日本の残り香のあるコンテンツを作る会社の社長は、20台後半から30台前半が多く、金と人を使って昔ながらの作りたいコンテンツを作っていく。
中国で一般層まで巻き込んでヒットしたゲーム「陰陽師」は、中国人の作り手が若いころにはまった日本の声優をふんだんに使ったことが大ヒットの背景にある。
加えて今、サブカル産業は、動画サイトなどによる高額な支払いによるコンテンツ配信権の取得のほか、業界への余剰金の投資(一過性の可能性がある)により金が動くので、サブカル会社を立ち上げれば儲かるという打算がある。
もっとも、ユーザーの間で「コンテンツは無料」の概念が残る中国では、テキストだろうが漫画だろうが動画だろうが、プラットホーム配信側はあまり儲からないという状況で、他所からの投資で事業が成り立っている状況だ。
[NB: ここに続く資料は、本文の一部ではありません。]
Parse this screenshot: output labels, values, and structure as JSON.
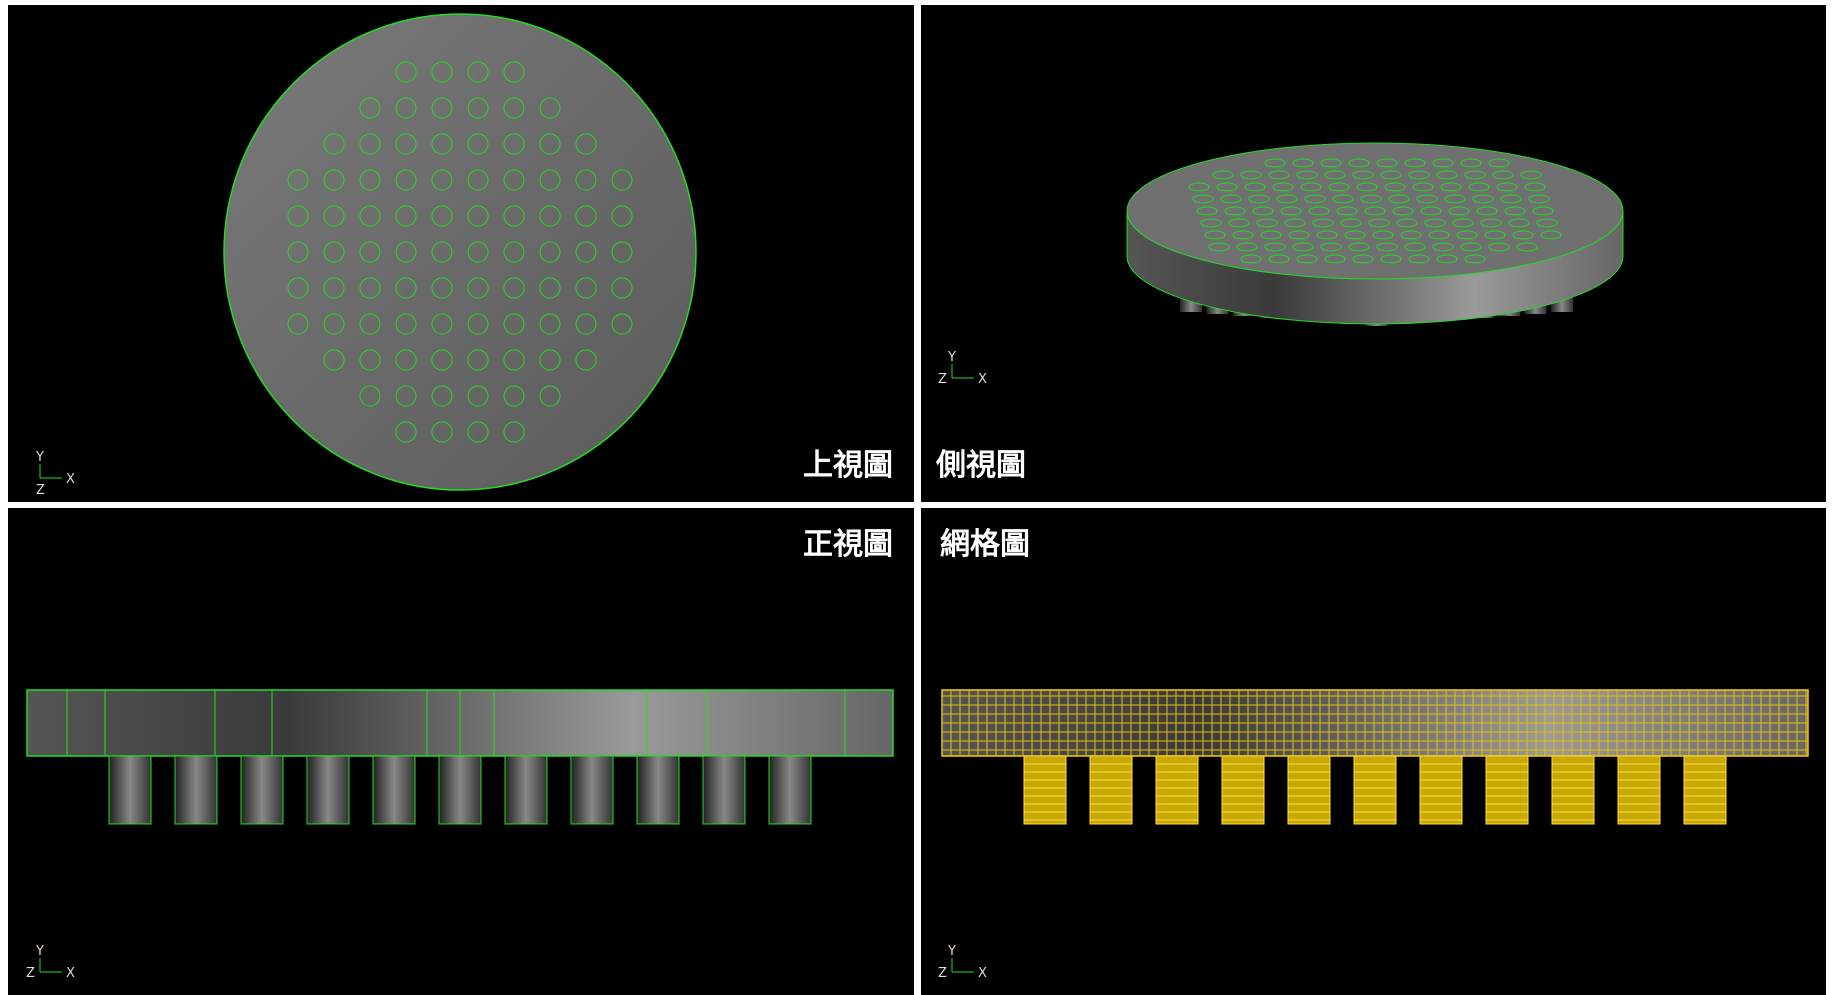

経済が悪化したり、サブカルへの投資ブームが引けば、サブカル産業は打撃を受けるので、「投資ブームが終わる前に買ってもらおう」というチキンレースの様相もある。
イベントは単価、来客数ともに盛況
投資金額に比べれば小さいが、以前に比べてサブカルファンが金を持っているのは救いだ。入場料が1000円前後かかるイベントに大量に押し寄せる。
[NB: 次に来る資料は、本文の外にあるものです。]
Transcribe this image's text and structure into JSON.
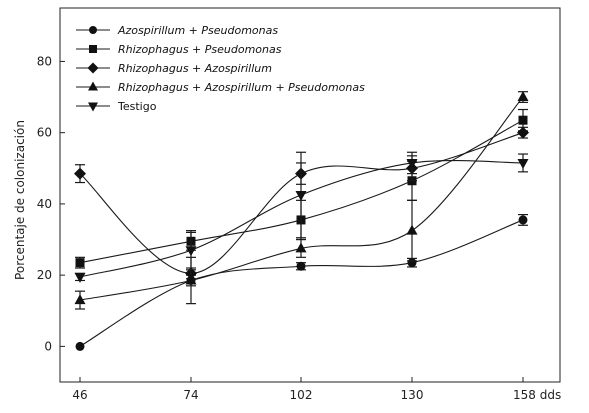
{
  "chart_data": {
    "type": "line",
    "categories": [
      "46",
      "74",
      "102",
      "130",
      "158 dds"
    ],
    "x": [
      46,
      74,
      102,
      130,
      158
    ],
    "ylabel": "Porcentaje de colonización",
    "xlabel": "",
    "ylim": [
      -10,
      95
    ],
    "yticks": [
      0,
      20,
      40,
      60,
      80
    ],
    "legend_position": "top-left",
    "series": [
      {
        "name": "Azospirillum + Pseudomonas",
        "marker": "circle",
        "values": [
          0,
          18.5,
          22.5,
          23.5,
          35.5
        ],
        "errors": [
          0,
          1.5,
          1.0,
          1.2,
          1.5
        ]
      },
      {
        "name": "Rhizophagus + Pseudomonas",
        "marker": "square",
        "values": [
          23.5,
          29.5,
          35.5,
          46.5,
          63.5
        ],
        "errors": [
          1.5,
          2.5,
          5.5,
          5.5,
          3.0
        ]
      },
      {
        "name": "Rhizophagus + Azospirillum",
        "marker": "diamond",
        "values": [
          48.5,
          20.5,
          48.5,
          50.0,
          60.0
        ],
        "errors": [
          2.5,
          1.5,
          3.0,
          3.5,
          1.5
        ]
      },
      {
        "name": "Rhizophagus + Azospirillum + Pseudomonas",
        "marker": "triangle-up",
        "values": [
          13.0,
          18.5,
          27.5,
          32.5,
          70.0
        ],
        "errors": [
          2.5,
          6.5,
          2.5,
          8.5,
          1.5
        ]
      },
      {
        "name": "Testigo",
        "marker": "triangle-down",
        "values": [
          19.5,
          27.0,
          42.5,
          51.5,
          51.5
        ],
        "errors": [
          1.0,
          5.5,
          12.0,
          3.0,
          2.5
        ]
      }
    ],
    "legend_italic": [
      true,
      true,
      true,
      true,
      false
    ]
  }
}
2016年は杭州のイベントで138万人を動員したほか、広州の「CICF」というイベントで6日間で延べ22万5000人、上海の「CCG EXPO」というイベントで6日間で延べ20万人を動員した。
加えて、中国全土で無数のイベントがあるのは前述したとおりだ。そうした場所や出版社のオフィシャルサイトのショップチャンネルでフィギュアなど、さまざまなファングッズが売れていく。
現状から察するに、中国ではアニメであれゲームであれ日本のコンテンツが引き続き注目を浴び、並行して日本テイストの中国発の作品と、純粋に中国らしい作品が出てくる。そして、それぞれにファンがつき、ファン同士が最新のネットプラットフォームで繋がるだろう。コスプレをする、踊る、アニソンを歌う、イラストを描くなどといった自己表現も評価される場が広がりそうだ。
天聞角川は「今、中国のサブカル文化はカジュアルに膨れている。換言すれば、オタクのアイデンティティーが認められている状況だ。そしておそらく日本人が思う以上に夢があふれている」という。
また「ファンは純粋にコンテンツを楽しんでいて、イベントなどでもコンテンツを楽しんでいる感がすごく伝わってくる。高校でもアニメサークルがあり、独自のイベントをする、それくらい裾野が広がっていて、携わっている立場としても中国サブカル産業の未来は明るいように思う」と語ってくれた。